As soon as you play with these things settings on the Aussie 10/10 spread, you can now start to look at others and literally apply the same foundation (but with obviously tweaked parameters).

Examples:
* Aussie 3yr-10yr spread
* USA FYT Spread
* USA NOB Spread
* German Bund v Buxl Spread
* U.S Tnote vs. German Bund Spread

And so on.

Remember, you need to do your own research (I've said this a billion times) and you need to not take any short cuts. Some spreads have wider duration and are hence more prone to direction (hint: the BUND!)

And note, sometimes your 'system' might just need to change from a 3-minute to a 10-minute chart and suddenly you've taken a losing one into something with 70-80% win rate (but only 1/4 of the trades).

Changing Over Time

The hardest part comes now... over time you need to change your settings. Volatility will move around, and Tier 1 data will come out so you need to make sure you're happy with the risk appetite coming up.

Also, don't forget, maybe you're happy risking $1,000 on the Moving Average product but only $350 on the Bollinger-Band value system because of its inherent 'fading' nature.

I've thrown a lot of principals out there, but now you can see that there is no such thing as "Over Trading" when you construct your own war station that tells you what to do.
 
@s0mmi, what are the ratios for bills-3yr and 3-10yr? Would you price it 2:1 and 2.5:1? Or would I be bending myself over this way?

EDIT. I just realized bills and also the 10yr are 10k underlying and 3yr is 1k... so technically trade it 2:10 and 25:1?

The ratios are found in the exchange ladder...

www.asx.com.au/documents/products/asx-24-futures-and-options-calculator.xls

Bills, 3yrs, 10yrs, all have the same pricing mechanism (1 basis point moves, 10bp in a Point)

Bills = $24/tick (1 basis point increment
3yrs = $30/tick (1 basis point increment)
10yrs = $50.50/tick = $101 for 1bp increment

Bills/3yr ratio = 30/24 = 1.25 times more bills needed = 20 IR (bills) to 16 YT (3yr)
3yr/10yr ratio = 101/30 = 3.33 times more 3yrs needed = 33 YT (3yr) to 10 XT (10yr)


The entire aussie yield box curve:

What you'll want to do is match the 3yr Leg, so let's double the increment of the Bills/3yrs from (20:16) to (40:32) because we get 32 three years here and its close to 33 YT needed in the Aussie Curve

Final approximate ratio of the box curve:
40 Bills, 65 3yrs, 10 10yrs

CQG code:
(HBS?4-HTS)-(HTS-HXS)

Make sure there's no continuation charted
 
I hope you enjoyed this post :)

Thank you.

One thing I got stuck on was tick value for these spreads, as I wasn't sure if the quick pullbacks would slowly wipe me out, so I defaulted back to the bund again.

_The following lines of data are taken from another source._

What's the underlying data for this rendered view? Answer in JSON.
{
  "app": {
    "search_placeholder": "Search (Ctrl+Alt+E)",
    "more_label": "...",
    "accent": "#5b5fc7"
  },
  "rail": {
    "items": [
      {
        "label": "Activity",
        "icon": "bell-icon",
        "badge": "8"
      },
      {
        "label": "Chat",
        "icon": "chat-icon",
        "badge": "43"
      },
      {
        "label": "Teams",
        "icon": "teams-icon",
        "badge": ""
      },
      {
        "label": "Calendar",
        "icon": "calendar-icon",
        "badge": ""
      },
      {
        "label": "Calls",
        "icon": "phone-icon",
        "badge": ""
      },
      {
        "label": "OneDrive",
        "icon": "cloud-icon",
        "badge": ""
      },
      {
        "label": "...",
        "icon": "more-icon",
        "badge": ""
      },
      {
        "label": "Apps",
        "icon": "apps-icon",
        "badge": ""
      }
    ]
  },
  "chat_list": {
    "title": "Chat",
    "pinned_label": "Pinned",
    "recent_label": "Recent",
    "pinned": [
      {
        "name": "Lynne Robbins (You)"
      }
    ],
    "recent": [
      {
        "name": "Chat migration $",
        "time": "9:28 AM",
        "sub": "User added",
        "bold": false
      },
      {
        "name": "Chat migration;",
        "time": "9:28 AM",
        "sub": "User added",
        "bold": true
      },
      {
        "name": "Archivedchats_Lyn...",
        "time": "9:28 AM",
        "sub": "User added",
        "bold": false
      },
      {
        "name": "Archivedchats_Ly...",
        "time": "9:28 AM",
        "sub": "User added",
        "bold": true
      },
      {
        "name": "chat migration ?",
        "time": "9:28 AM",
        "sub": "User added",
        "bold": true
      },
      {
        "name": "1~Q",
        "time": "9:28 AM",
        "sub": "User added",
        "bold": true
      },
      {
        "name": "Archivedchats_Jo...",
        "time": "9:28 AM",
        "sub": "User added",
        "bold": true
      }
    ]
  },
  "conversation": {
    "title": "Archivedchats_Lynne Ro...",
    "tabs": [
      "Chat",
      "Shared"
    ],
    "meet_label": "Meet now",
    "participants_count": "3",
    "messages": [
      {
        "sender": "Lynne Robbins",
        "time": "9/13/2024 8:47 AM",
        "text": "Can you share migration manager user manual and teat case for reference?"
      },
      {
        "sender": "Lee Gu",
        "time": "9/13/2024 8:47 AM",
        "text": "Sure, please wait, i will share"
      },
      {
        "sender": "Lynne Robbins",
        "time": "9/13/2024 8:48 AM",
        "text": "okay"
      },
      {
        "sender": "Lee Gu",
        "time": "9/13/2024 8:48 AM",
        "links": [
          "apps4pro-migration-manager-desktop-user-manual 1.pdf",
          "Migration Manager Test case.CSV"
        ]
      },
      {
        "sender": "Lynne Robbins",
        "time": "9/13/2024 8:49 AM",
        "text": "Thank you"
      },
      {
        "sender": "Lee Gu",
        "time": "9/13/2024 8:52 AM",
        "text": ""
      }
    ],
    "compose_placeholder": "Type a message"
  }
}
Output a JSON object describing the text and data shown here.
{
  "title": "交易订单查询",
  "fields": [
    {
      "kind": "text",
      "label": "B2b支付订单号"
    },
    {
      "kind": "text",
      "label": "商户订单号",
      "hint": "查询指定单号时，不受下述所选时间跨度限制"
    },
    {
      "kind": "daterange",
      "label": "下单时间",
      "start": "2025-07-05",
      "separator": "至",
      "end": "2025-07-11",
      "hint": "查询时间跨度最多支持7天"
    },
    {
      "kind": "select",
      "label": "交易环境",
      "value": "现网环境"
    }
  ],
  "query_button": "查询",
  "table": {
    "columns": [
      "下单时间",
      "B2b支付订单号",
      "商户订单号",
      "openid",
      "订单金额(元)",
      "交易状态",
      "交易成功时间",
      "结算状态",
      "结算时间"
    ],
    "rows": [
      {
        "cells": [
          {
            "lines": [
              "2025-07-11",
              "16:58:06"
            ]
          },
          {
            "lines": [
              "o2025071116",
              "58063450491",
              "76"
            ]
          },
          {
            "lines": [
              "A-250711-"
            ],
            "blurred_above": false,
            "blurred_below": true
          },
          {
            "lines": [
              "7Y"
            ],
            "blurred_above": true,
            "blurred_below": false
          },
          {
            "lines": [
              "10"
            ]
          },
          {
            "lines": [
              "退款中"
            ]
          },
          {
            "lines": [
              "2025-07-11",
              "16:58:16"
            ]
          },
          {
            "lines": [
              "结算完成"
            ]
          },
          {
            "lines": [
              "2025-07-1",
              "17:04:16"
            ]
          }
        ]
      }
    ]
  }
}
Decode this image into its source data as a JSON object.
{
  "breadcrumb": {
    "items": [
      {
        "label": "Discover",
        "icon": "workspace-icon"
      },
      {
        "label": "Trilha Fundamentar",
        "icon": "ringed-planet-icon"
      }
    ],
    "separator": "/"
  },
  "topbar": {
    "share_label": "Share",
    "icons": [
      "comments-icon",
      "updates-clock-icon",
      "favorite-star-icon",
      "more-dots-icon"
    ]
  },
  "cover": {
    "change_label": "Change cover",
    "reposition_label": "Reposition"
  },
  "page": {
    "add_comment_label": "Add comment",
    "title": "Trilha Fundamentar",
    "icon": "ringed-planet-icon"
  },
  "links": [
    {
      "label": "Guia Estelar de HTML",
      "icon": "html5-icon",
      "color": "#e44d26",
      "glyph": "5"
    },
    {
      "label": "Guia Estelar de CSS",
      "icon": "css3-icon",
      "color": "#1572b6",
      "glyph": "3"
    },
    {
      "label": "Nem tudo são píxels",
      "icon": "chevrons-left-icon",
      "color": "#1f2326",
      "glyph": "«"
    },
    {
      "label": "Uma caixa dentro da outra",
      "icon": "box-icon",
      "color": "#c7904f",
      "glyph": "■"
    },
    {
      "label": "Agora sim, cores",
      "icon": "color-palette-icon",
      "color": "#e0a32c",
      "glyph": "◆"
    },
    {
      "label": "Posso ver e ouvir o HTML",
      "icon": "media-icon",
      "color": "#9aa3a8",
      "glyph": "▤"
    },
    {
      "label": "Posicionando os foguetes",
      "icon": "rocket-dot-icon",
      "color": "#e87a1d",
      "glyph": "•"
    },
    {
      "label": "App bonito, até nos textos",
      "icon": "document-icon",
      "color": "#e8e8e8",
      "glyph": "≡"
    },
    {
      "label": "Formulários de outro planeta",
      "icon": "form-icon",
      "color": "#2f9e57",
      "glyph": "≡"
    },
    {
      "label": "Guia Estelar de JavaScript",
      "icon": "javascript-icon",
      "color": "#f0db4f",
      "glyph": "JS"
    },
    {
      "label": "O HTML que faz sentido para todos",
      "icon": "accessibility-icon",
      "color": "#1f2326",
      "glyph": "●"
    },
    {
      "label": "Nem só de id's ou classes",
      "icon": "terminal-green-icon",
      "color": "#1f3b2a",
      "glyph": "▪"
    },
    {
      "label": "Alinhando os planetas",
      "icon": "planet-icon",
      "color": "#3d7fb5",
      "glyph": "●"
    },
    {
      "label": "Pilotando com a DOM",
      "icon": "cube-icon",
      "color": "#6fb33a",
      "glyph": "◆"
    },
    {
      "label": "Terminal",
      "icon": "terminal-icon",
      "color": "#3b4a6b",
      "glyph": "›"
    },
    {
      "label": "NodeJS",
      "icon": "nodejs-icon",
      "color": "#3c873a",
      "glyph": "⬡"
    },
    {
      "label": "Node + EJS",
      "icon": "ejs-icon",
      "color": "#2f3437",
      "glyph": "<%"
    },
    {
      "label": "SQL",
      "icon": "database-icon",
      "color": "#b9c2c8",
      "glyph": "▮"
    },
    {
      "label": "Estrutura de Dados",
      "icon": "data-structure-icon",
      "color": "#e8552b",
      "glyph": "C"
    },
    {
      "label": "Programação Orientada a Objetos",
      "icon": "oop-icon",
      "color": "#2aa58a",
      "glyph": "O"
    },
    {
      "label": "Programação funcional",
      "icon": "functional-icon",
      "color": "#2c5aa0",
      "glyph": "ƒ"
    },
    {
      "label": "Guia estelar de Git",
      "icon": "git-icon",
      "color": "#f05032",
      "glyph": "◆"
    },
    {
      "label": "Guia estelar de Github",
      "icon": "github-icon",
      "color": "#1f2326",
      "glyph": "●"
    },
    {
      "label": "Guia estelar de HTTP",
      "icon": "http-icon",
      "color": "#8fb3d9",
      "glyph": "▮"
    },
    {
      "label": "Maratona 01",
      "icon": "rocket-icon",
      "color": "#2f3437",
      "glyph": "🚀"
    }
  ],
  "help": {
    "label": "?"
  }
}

Product: Aussie 10yr vs. U.S. T-Note spread
(CQG Code: HXS-0.130*TYA)

Hedging ratio is DV01 netural.

Here is what the chart looks like and here are the settings on a 3-minute chart for scalping:

View attachment 176318

For your above chart with Aussie 10yr vs US T note, how do you work out the tick value in $USD, or the $ value between each of those solid grid lines on the chart?